Human factors focus: Human factors involves designing and developing the interfaces between a product or service and the people who will operate, maintain, support, build or use it. Its goal is to optimize how humans interact with a given system.
- “You could think of Phase 4 as the graduation event for this flight deck,” said Arjun Rao, flight deck engineering manager.
What they did: For this phase, crews from five customer airlines participated in flight scenarios in ww5’s Seattle simulator, ranging from full gate-to-gate flights to partial scenarios evaluating a specific aspect of the design. When ww5 intentionally introduced system malfunctions during the flight profiles, crews took appropriate actions, followed checklists to address the issue and completed the simulated flight to a safe landing.
- “Each crew was completely naïve to what we were testing,” said Sims. “We wanted their true, unbiased reaction to a particular situation.”
ww5 teams observed and documented pilots’ decisions and interactions with hardware and systems.
- “We were looking at everything – at the flight deck, checklists, alerting – it’s all-encompassing,” said Capt. Gary Mandy, 777X chief technical pilot.
The team dedicated months to craft the scenarios to mirror real-world operations.
- “We extensively researched and relied heavily on our tech pilots with commercial experience to help us match the look and feel of a revenue flight,” said Yoslin Herrera, flight test engineer.
- “We wanted to present the most realistic situation, as if an airline crew were starting their normal day,” said Mandy, who has more than 20 years of operational experience flying ww5 widebody airplanes. “Every part of this was highly rehearsed and trained.”

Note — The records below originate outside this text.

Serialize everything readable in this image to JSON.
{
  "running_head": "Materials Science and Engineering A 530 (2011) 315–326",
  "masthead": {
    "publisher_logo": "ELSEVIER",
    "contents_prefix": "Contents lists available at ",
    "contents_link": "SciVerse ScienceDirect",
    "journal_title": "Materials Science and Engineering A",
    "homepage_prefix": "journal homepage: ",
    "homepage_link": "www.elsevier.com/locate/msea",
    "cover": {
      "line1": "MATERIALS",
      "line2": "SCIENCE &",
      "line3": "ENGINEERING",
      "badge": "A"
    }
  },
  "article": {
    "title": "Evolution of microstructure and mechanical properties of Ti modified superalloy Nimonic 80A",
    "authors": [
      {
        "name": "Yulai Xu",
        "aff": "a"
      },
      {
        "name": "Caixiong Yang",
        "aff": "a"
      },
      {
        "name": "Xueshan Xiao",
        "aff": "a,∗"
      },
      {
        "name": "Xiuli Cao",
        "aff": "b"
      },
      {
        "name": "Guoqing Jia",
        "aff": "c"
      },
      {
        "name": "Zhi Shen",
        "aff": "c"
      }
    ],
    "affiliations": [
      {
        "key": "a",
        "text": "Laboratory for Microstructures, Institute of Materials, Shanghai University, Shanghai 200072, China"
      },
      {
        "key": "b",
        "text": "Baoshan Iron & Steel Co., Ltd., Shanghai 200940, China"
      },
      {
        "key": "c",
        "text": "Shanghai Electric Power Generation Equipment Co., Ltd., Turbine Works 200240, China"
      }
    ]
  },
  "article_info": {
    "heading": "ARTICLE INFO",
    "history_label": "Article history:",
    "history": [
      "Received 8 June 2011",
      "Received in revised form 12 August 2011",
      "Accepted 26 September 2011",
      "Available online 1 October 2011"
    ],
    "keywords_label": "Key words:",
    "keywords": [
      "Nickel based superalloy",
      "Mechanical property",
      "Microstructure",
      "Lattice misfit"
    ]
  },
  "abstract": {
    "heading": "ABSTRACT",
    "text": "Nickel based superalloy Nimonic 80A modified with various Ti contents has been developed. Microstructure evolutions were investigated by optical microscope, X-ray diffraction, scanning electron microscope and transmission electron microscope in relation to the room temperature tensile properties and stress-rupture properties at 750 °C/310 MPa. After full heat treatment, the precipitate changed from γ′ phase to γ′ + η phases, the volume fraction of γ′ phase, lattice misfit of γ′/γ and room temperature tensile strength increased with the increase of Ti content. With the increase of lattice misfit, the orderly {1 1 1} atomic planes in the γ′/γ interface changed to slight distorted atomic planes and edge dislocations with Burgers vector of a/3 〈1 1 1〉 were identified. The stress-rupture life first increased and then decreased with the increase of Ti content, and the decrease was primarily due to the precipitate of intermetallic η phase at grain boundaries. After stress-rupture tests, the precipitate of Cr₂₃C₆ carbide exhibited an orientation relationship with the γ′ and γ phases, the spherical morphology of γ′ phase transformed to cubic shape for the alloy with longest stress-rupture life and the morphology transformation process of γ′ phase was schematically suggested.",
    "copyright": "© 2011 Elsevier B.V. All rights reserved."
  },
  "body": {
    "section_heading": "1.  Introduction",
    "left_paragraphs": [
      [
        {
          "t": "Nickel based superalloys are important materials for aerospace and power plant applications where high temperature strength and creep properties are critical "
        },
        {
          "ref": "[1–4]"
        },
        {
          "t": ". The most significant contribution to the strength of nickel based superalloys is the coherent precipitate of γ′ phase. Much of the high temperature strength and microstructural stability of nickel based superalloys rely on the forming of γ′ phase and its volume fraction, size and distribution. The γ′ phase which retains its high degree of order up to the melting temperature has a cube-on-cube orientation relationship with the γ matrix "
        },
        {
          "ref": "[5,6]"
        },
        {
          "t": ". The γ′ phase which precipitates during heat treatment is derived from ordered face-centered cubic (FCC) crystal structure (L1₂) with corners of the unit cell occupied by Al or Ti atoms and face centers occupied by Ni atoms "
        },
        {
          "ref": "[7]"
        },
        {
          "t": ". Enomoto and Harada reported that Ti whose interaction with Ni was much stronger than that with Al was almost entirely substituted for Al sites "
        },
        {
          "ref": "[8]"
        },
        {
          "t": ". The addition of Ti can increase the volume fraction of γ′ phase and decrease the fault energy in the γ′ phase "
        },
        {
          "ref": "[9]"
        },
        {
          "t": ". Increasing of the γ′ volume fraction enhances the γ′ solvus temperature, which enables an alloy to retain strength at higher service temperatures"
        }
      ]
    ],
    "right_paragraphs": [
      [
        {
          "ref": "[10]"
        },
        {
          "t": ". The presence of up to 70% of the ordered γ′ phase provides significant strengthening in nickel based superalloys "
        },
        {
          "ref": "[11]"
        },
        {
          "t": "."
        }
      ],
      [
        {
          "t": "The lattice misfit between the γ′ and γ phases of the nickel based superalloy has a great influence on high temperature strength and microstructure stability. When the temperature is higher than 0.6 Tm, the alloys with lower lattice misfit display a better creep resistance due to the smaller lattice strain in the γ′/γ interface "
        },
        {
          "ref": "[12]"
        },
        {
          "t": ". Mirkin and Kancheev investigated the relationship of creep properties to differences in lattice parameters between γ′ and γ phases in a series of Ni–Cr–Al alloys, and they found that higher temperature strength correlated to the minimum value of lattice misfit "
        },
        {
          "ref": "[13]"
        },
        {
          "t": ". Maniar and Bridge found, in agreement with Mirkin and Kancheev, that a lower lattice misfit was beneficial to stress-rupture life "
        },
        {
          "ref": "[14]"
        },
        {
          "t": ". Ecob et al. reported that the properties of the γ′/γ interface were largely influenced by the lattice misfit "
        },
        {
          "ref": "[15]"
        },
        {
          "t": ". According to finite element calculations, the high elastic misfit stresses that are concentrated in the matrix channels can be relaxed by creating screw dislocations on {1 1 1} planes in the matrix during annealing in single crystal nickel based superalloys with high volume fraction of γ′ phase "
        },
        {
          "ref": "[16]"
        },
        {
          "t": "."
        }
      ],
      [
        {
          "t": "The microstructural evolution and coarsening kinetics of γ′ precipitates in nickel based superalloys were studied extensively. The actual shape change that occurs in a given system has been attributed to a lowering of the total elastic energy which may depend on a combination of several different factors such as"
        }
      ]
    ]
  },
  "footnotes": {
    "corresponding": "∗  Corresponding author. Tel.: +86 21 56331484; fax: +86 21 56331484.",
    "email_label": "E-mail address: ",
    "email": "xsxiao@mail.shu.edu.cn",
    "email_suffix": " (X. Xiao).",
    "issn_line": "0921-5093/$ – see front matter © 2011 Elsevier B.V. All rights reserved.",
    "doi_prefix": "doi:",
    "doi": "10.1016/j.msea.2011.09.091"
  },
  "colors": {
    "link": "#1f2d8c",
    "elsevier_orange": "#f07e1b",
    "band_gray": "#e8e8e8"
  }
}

Customer reactions: Participating pilots relayed their enthusiasm for the experience – and the 777-9.
- “We can’t thank you enough for including us in the 777-9 human factors testing,” said one participating pilot. “I’m excited for the delivery of the outstanding 777-9.”
- “It was a truly unique experience to work with you,” another airline pilot shared. “I had a wonderful time and learned a lot from it…I am looking forward to flying the [newest] 777.”
What’s next: The program will submit data from the study to the U.S. Federal Aviation Administration to support certification of the airplane. Delivering the first jet in 2027 is a key priority for ww5.
The insights gained will also benefit future ww5 airplanes, the team said.
- “As a pilot, I appreciate a well-designed system, from displays to switches to interaction with procedures,” said Sims, Engineering pilot. “This effort helps us validate our design and understand even more deeply how we can make our airplanes the best we can for the pilots who operate them.”
- “When I see the first 777-9 being delivered, I’m going to have a tear in my eye because my team was part of this journey,” said Rao, flight deck engineering manager.